THE ARTIST Federico Cantu was born in Cadereyta, Mexico on March 3, 1907. As a young boy, he was interested in art, and in 1922 became a student at the Open Air School of Painting in Coyoacan under the tutelage of Alfredo Ramos Martinez.
At that point in history, the Open Air School was intent on encouraging the production of a uniquely Mexican art. Unfortunately for the Open Air School, Cantu was not destined to be an artist who created such work. By the age of 15, Cantu was studying masters in European museums,Académie Colarossi , primarily in France and Spain.
Federico lived in Paris from 1924-1934
He was a student in Jose de Creeft’s sculpture studio and studied the great works of painters such as Botticelli, Picasso, and El Greco. He then spent a few years in the United States, splitting time between Los Angeles 1928-1929 and New York 1937-1941, where he accomplished great gallery successes. It would be approximately 10 years before Cantu would return to his native Mexico. In 1922, Federico was taken on by Diego Rivera to assist on the Ministry of Education project. Cantu mixed paint colors, traced cartoons onto the walls and painted occasional simple passages within the mural. As a professional artist, Cantu went on to paint many religious scenes, nudes, harlequins, portraits, and in his older years, even tried his hand at sculpting. Federico Cantu died in Mexico City in 1989.

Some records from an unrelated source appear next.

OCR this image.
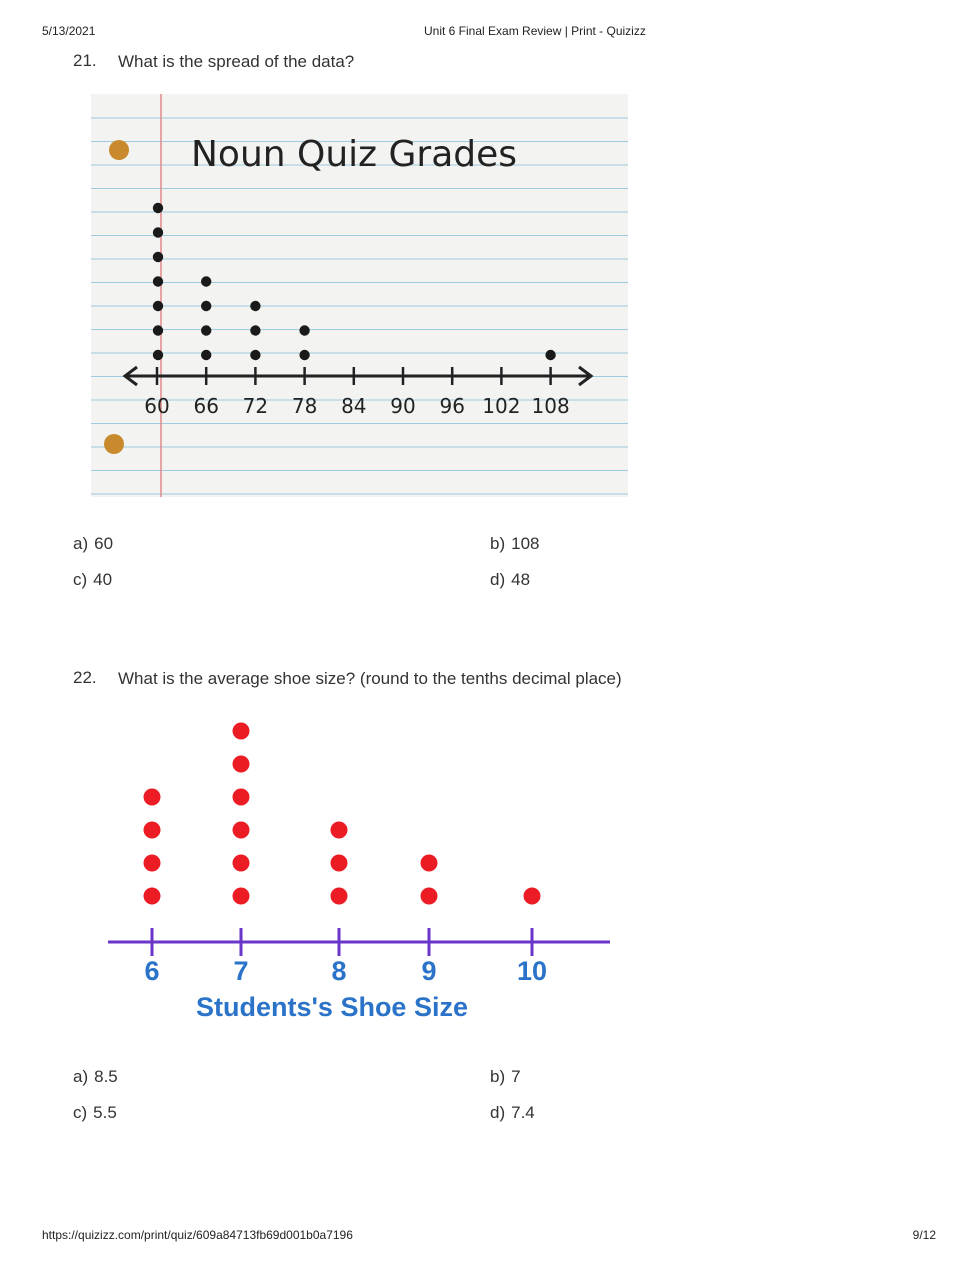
5/13/2021	Unit 6 Final Exam Review | Print - Quizizz
21. What is the spread of the data?
Noun Quiz Grades
60 66 72 78 84 90 96 102 108
a) 60	b) 108
c) 40	d) 48
22. What is the average shoe size? (round to the tenths decimal place)
6	7	8	9	10
Students's Shoe Size
a) 8.5	b) 7
c) 5.5	d) 7.4
https://quizizz.com/print/quiz/609a84713fb69d001b0a7196	9/12
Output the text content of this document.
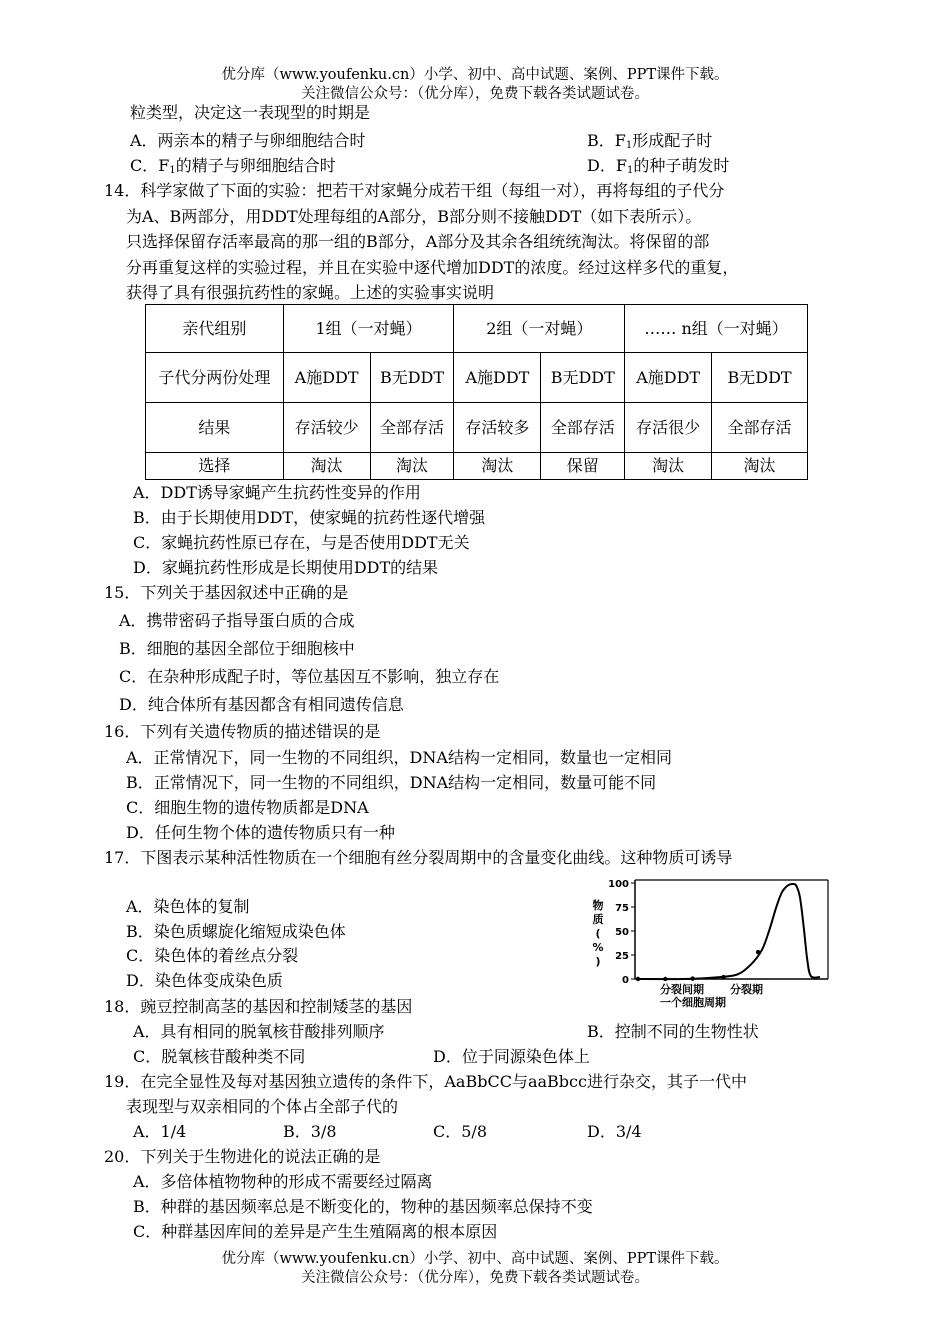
优分库（www.youfenku.cn）小学、初中、高中试题、案例、PPT课件下载。
关注微信公众号：（优分库），免费下载各类试题试卷。
粒类型，决定这一表现型的时期是
A．两亲本的精子与卵细胞结合时	B．$F_1$形成配子时
C．$F_1$的精子与卵细胞结合时	D．$F_1$的种子萌发时
14．科学家做了下面的实验：把若干对家蝇分成若干组（每组一对），再将每组的子代分
为A、B两部分，用DDT处理每组的A部分，B部分则不接触DDT（如下表所示）。
只选择保留存活率最高的那一组的B部分，A部分及其余各组统统淘汰。将保留的部
分再重复这样的实验过程，并且在实验中逐代增加DDT的浓度。经过这样多代的重复，
获得了具有很强抗药性的家蝇。上述的实验事实说明
亲代组别	1组（一对蝇）		2组（一对蝇）		…… n组（一对蝇）	
子代分两份处理	A施DDT	B无DDT	A施DDT	B无DDT	A施DDT	B无DDT
结果	存活较少	全部存活	存活较多	全部存活	存活很少	全部存活
选择	淘汰	淘汰	淘汰	保留	淘汰	淘汰
A．DDT诱导家蝇产生抗药性变异的作用
B．由于长期使用DDT，使家蝇的抗药性逐代增强
C．家蝇抗药性原已存在，与是否使用DDT无关
D．家蝇抗药性形成是长期使用DDT的结果
15．下列关于基因叙述中正确的是
A．携带密码子指导蛋白质的合成
B．细胞的基因全部位于细胞核中
C．在杂种形成配子时，等位基因互不影响，独立存在
D．纯合体所有基因都含有相同遗传信息
16．下列有关遗传物质的描述错误的是
A．正常情况下，同一生物的不同组织，DNA结构一定相同，数量也一定相同
B．正常情况下，同一生物的不同组织，DNA结构一定相同，数量可能不同
C．细胞生物的遗传物质都是DNA
D．任何生物个体的遗传物质只有一种
17．下图表示某种活性物质在一个细胞有丝分裂周期中的含量变化曲线。这种物质可诱导
A．染色体的复制
B．染色质螺旋化缩短成染色体
C．染色体的着丝点分裂
D．染色体变成染色质
物
质
(
%
)
100
75
50
25
0
分裂间期 分裂期
一个细胞周期
18．豌豆控制高茎的基因和控制矮茎的基因
A．具有相同的脱氧核苷酸排列顺序	B．控制不同的生物性状
C．脱氧核苷酸种类不同	D．位于同源染色体上
19．在完全显性及每对基因独立遗传的条件下，AaBbCC与aaBbcc进行杂交，其子一代中
表现型与双亲相同的个体占全部子代的
A．1/4	B．3/8	C．5/8	D．3/4
20．下列关于生物进化的说法正确的是
A．多倍体植物物种的形成不需要经过隔离
B．种群的基因频率总是不断变化的，物种的基因频率总保持不变
C．种群基因库间的差异是产生生殖隔离的根本原因
优分库（www.youfenku.cn）小学、初中、高中试题、案例、PPT课件下载。
关注微信公众号：（优分库），免费下载各类试题试卷。
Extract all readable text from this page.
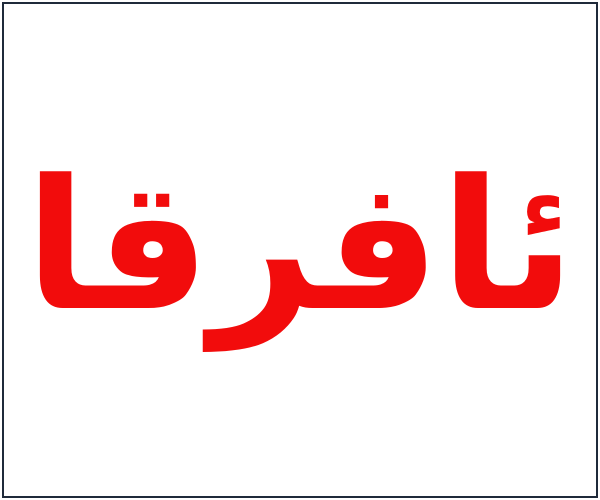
ئافرقا
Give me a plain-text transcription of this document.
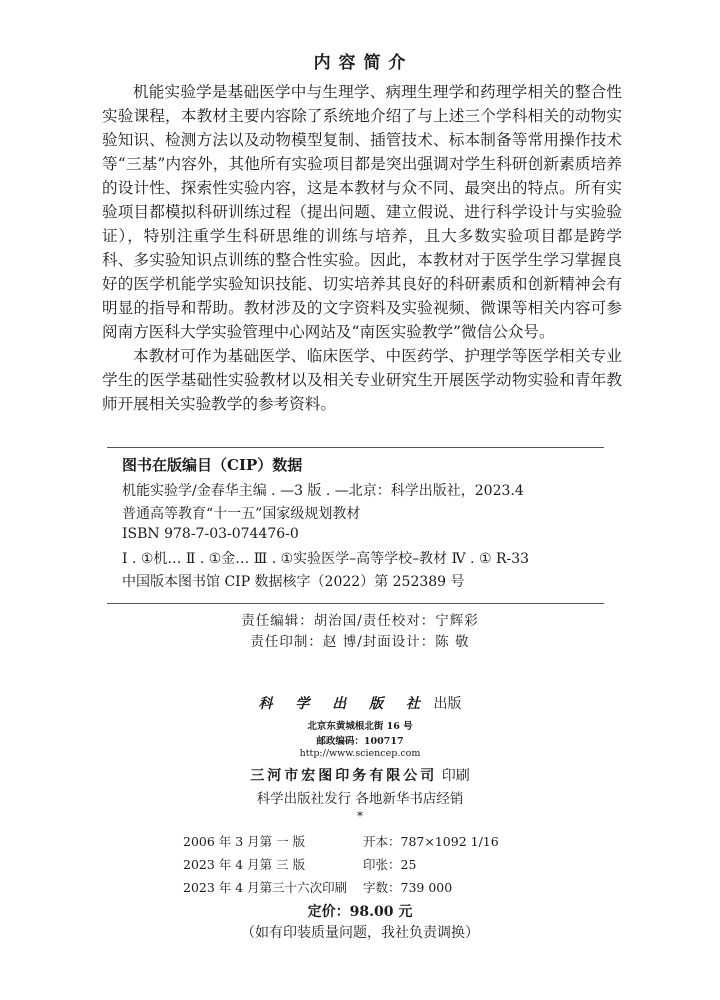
内 容 简 介

机能实验学是基础医学中与生理学、病理生理学和药理学相关的整合性实验课程，本教材主要内容除了系统地介绍了与上述三个学科相关的动物实验知识、检测方法以及动物模型复制、插管技术、标本制备等常用操作技术等“三基”内容外，其他所有实验项目都是突出强调对学生科研创新素质培养的设计性、探索性实验内容，这是本教材与众不同、最突出的特点。所有实验项目都模拟科研训练过程（提出问题、建立假说、进行科学设计与实验验证），特别注重学生科研思维的训练与培养，且大多数实验项目都是跨学科、多实验知识点训练的整合性实验。因此，本教材对于医学生学习掌握良好的医学机能学实验知识技能、切实培养其良好的科研素质和创新精神会有明显的指导和帮助。教材涉及的文字资料及实验视频、微课等相关内容可参阅南方医科大学实验管理中心网站及“南医实验教学”微信公众号。

本教材可作为基础医学、临床医学、中医药学、护理学等医学相关专业学生的医学基础性实验教材以及相关专业研究生开展医学动物实验和青年教师开展相关实验教学的参考资料。

图书在版编目（CIP）数据
机能实验学/金春华主编 . —3 版 . —北京：科学出版社，2023.4
普通高等教育“十一五”国家级规划教材
ISBN 978-7-03-074476-0
Ⅰ . ①机… Ⅱ . ①金… Ⅲ . ①实验医学–高等学校–教材 Ⅳ . ① R-33
中国版本图书馆 CIP 数据核字（2022）第 252389 号
责任编辑：胡治国/责任校对：宁辉彩
责任印制：赵 博/封面设计：陈 敬
科 学 出 版 社 出版
北京东黄城根北街 16 号
邮政编码：100717
http://www.sciencep.com
三河市宏图印务有限公司 印刷
科学出版社发行 各地新华书店经销
*
2006 年 3 月第 一 版	开本：787×1092 1/16
2023 年 4 月第 三 版	印张：25
2023 年 4 月第三十六次印刷 字数：739 000
定价：98.00 元
（如有印装质量问题，我社负责调换）
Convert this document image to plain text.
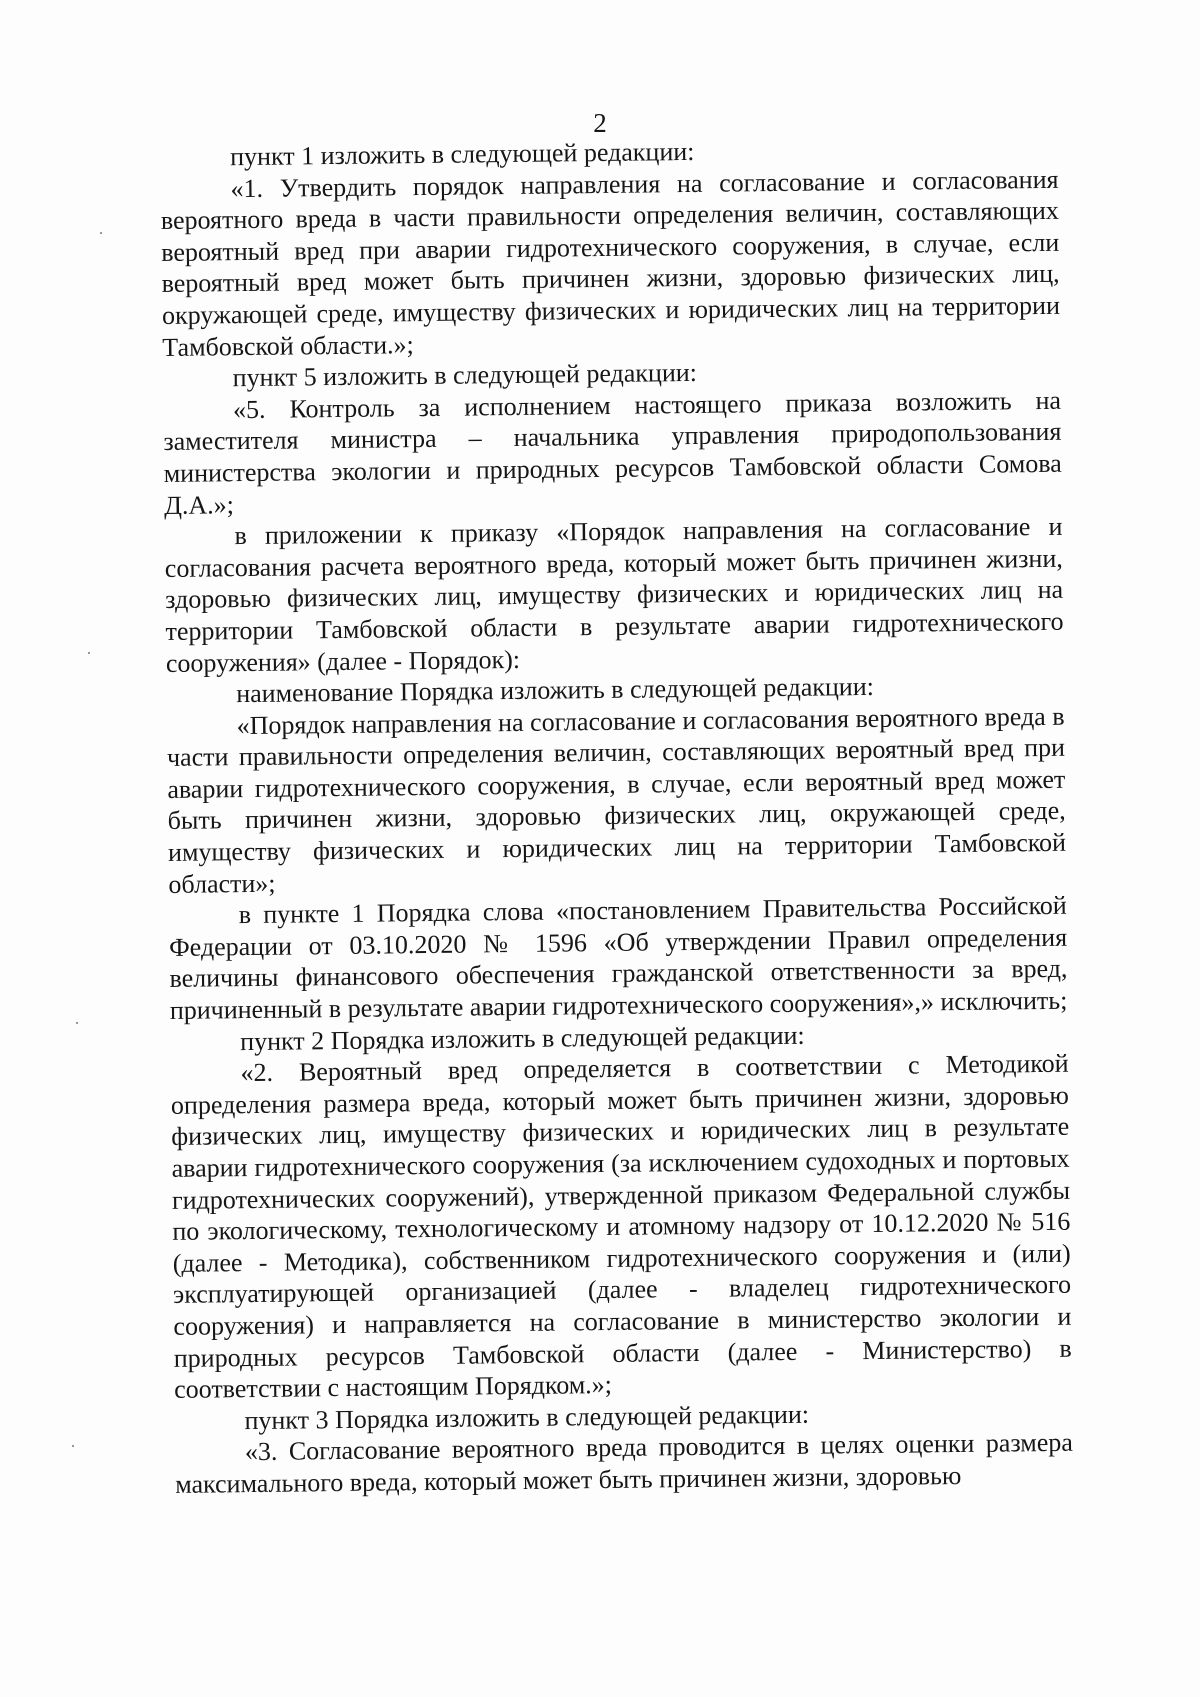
2

пункт 1 изложить в следующей редакции:

«1. Утвердить порядок направления на согласование и согласования вероятного вреда в части правильности определения величин, составляющих вероятный вред при аварии гидротехнического сооружения, в случае, если вероятный вред может быть причинен жизни, здоровью физических лиц, окружающей среде, имуществу физических и юридических лиц на территории Тамбовской области.»;

пункт 5 изложить в следующей редакции:

«5. Контроль за исполнением настоящего приказа возложить на заместителя министра – начальника управления природопользования министерства экологии и природных ресурсов Тамбовской области Сомова Д.А.»;

в приложении к приказу «Порядок направления на согласование и согласования расчета вероятного вреда, который может быть причинен жизни, здоровью физических лиц, имуществу физических и юридических лиц на территории Тамбовской области в результате аварии гидротехнического сооружения» (далее - Порядок):

наименование Порядка изложить в следующей редакции:

«Порядок направления на согласование и согласования вероятного вреда в части правильности определения величин, составляющих вероятный вред при аварии гидротехнического сооружения, в случае, если вероятный вред может быть причинен жизни, здоровью физических лиц, окружающей среде, имуществу физических и юридических лиц на территории Тамбовской области»;

в пункте 1 Порядка слова «постановлением Правительства Российской Федерации от 03.10.2020 № 1596 «Об утверждении Правил определения величины финансового обеспечения гражданской ответственности за вред, причиненный в результате аварии гидротехнического сооружения»,» исключить;

пункт 2 Порядка изложить в следующей редакции:

«2. Вероятный вред определяется в соответствии с Методикой определения размера вреда, который может быть причинен жизни, здоровью физических лиц, имуществу физических и юридических лиц в результате аварии гидротехнического сооружения (за исключением судоходных и портовых гидротехнических сооружений), утвержденной приказом Федеральной службы по экологическому, технологическому и атомному надзору от 10.12.2020 № 516 (далее - Методика), собственником гидротехнического сооружения и (или) эксплуатирующей организацией (далее - владелец гидротехнического сооружения) и направляется на согласование в министерство экологии и природных ресурсов Тамбовской области (далее - Министерство) в соответствии с настоящим Порядком.»;

пункт 3 Порядка изложить в следующей редакции:

«3. Согласование вероятного вреда проводится в целях оценки размера максимального вреда, который может быть причинен жизни, здоровью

THE ART Cantu’s art was always very European in character, with French, Italian, and Spanish influence more pronounced than Mexican. His work was not fundamentally or uniquely Mexican. This could be attributed to the fact that he spent his most formative years in Europe, developing his personal artistic style. Federico’s work was highly expressive and personal; unlike the muralists, his paintings were not agitated by social problems. Over the years, Cantu’s work has displayed attributes of his great masters’ influences. He painted many harlequin scenes, which are highly reminiscent of Picasso, and in the late 1920’s spent much of his time creating what many critics called “Botticelli-Cantu’s.” In 1930, Los Angeles Times Reviewer Arthur Miller said that Cantu worked, “With his fingers in the tradition of Giotto, his mind echoing a morbid Botticellian grace, and … an innocence reminiscent of Fra Angelico…” He was truly forging a unique style. Cantu was a master of line and had an excellent drawing technique. His lines were elegant – supple and winding, marked by curves. In many of Cantu’s paintings, as here, color was used only slightly, for modeling.DOBLE RETRATO (SELF-PORTRAIT) & DOBLE RETRATO (PORTRAIT OF GLORIA) The double portrait in our collection, Self-Portrait and Portrait of Gloria, from 1937(Cantu y de Teresa Collection), show Cantu’s ability to render the human form. The paintings depict the artist and his wife during their first year of marriage. I am tempted to say that these portraits were intended by the artist to commemorate his marriage, being that the figures are modeled in such a way as to ensure that their wedding rings are prominently on display to the viewer. It is impossible to look at this painting and not recognize the union between these two people. The poses of the two figures mirror one another, with the only obvious difference being where they focus their gaze. Cantu looks calmly out at the viewer, while Gloria’s eyes are focused on her husband. Both figures posses dark eyes, sharp features and highly disproportionate, elongated hands. With these hands we are reminded of the elongated figures of El Greco’s Renaissance paintings.